The Internet Archive’s founder, Brewster Kahle, has been trying to sound the alarm:

“If publishers limit libraries, like the Internet Archive, then the public will have less access to the historical record.”

But that warning doesn’t seem to be getting through. The panic about AI has become so intense that people are willing to sacrifice core internet infrastructure to address it.

What makes this particularly frustrating is that the internet’s openness was never supposed to have asterisks. The fundamental promise wasn’t “publish something and it’s accessible to all, except for technologies we decide we don’t like.” It was just… open. You put something on the public web, people can access it. That simplicity is what made the web transformative.

Now we’re carving out exceptions based on who might access content and what they might do with it. And once you start making those exceptions, where do they end? If the Internet Archive can be blocked because AI companies might use it, what about research databases? What about accessibility tools that help visually impaired users? What about the next technology we haven’t invented yet?

This is a real concern. People say “oh well, blocking machines is different from blocking humans,” but that’s exactly why I mention assistive tech for the visually impaired. Machines accessing content are frequently tools that help humans—including me. I use an AI tool to help fact check my articles, and part of that process involves feeding it the source links. But increasingly, the tool tells me it can’t access those articles to verify whether my coverage accurately reflects them.
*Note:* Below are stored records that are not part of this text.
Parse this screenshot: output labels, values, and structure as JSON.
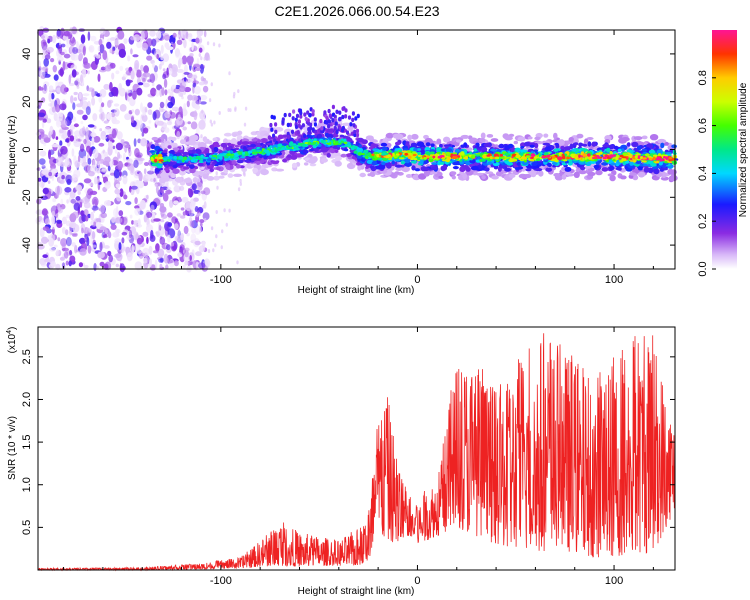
{
  "chart_data": [
    {
      "type": "heatmap",
      "title": "C2E1.2026.066.00.54.E23",
      "xlabel": "Height of straight line (km)",
      "ylabel": "Frequency (Hz)",
      "xlim": [
        -193,
        131
      ],
      "ylim": [
        -50,
        50
      ],
      "x_ticks": [
        -100,
        0,
        100
      ],
      "y_ticks": [
        -40,
        -20,
        0,
        20,
        40
      ],
      "colorbar": {
        "label": "Normalized spectral amplitude",
        "range": [
          0,
          1
        ],
        "ticks": [
          "0.0",
          "0.2",
          "0.4",
          "0.6",
          "0.8"
        ],
        "tick_values": [
          0.0,
          0.2,
          0.4,
          0.6,
          0.8
        ]
      },
      "ridge_center_hz": [
        [
          -193,
          null
        ],
        [
          -130,
          -4
        ],
        [
          -115,
          -4
        ],
        [
          -100,
          -3
        ],
        [
          -80,
          -1
        ],
        [
          -65,
          1
        ],
        [
          -50,
          3
        ],
        [
          -40,
          3
        ],
        [
          -35,
          2
        ],
        [
          -28,
          -2
        ],
        [
          -20,
          -3
        ],
        [
          -10,
          -2
        ],
        [
          0,
          -3
        ],
        [
          20,
          -3
        ],
        [
          40,
          -3
        ],
        [
          60,
          -3
        ],
        [
          80,
          -3
        ],
        [
          100,
          -3
        ],
        [
          131,
          -4
        ]
      ],
      "ridge_peak_amplitude": [
        [
          -130,
          0.45
        ],
        [
          -100,
          0.5
        ],
        [
          -70,
          0.5
        ],
        [
          -50,
          0.55
        ],
        [
          -35,
          0.5
        ],
        [
          -20,
          0.75
        ],
        [
          0,
          0.85
        ],
        [
          40,
          0.8
        ],
        [
          80,
          0.85
        ],
        [
          131,
          0.9
        ]
      ],
      "noise_region_km": [
        -193,
        -115
      ]
    },
    {
      "type": "line",
      "xlabel": "Height of straight line (km)",
      "ylabel": "SNR (10 * v/v)",
      "scale_label": "(x10",
      "scale_exp": "4",
      "scale_close": ")",
      "xlim": [
        -193,
        131
      ],
      "ylim": [
        0,
        2.85
      ],
      "x_ticks": [
        -100,
        0,
        100
      ],
      "y_ticks": [
        "0.5",
        "1.0",
        "1.5",
        "2.0",
        "2.5"
      ],
      "y_tick_values": [
        0.5,
        1.0,
        1.5,
        2.0,
        2.5
      ],
      "series": [
        {
          "name": "SNR",
          "color": "#ee2222",
          "envelope_km": [
            -193,
            -140,
            -110,
            -90,
            -80,
            -70,
            -60,
            -50,
            -40,
            -30,
            -25,
            -20,
            -15,
            -10,
            -5,
            0,
            5,
            10,
            20,
            30,
            40,
            50,
            60,
            70,
            80,
            90,
            100,
            110,
            120,
            131
          ],
          "envelope_peak": [
            0.02,
            0.03,
            0.08,
            0.15,
            0.35,
            0.6,
            0.45,
            0.4,
            0.35,
            0.5,
            0.7,
            1.9,
            2.05,
            1.3,
            0.9,
            0.8,
            1.0,
            1.1,
            2.55,
            2.5,
            2.1,
            2.5,
            2.85,
            2.7,
            2.5,
            2.3,
            2.6,
            2.85,
            2.8,
            1.75
          ],
          "envelope_floor": [
            0.0,
            0.0,
            0.01,
            0.02,
            0.04,
            0.05,
            0.04,
            0.05,
            0.05,
            0.05,
            0.1,
            0.4,
            0.35,
            0.3,
            0.4,
            0.3,
            0.35,
            0.4,
            0.5,
            0.4,
            0.3,
            0.25,
            0.2,
            0.25,
            0.2,
            0.15,
            0.15,
            0.2,
            0.2,
            0.7
          ]
        }
      ]
    }
  ],
  "colors": {
    "axis": "#000000",
    "line": "#ee2222",
    "noise": "#8a2be2"
  }
}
I don’t have a clean answer here. Publishers genuinely need to find sustainable business models, and watching their work get ingested by AI systems without compensation is a legitimate grievance—especially when you see how much traffic some of these (usually less scrupulous) crawlers dump on sites. But the solution can’t be to break the historical record of the internet. It can’t be to ensure that our most trusted sources of information are the ones that disappear from archives while the least trustworthy ones remain.

We need to find ways to address AI training concerns that don’t require us to abandon the principle of an open, preservable web. Because right now, we’re building a future where historians, researchers, and citizens can’t access the journalism that documented our era. And that’s not a tradeoff any of us should be comfortable with.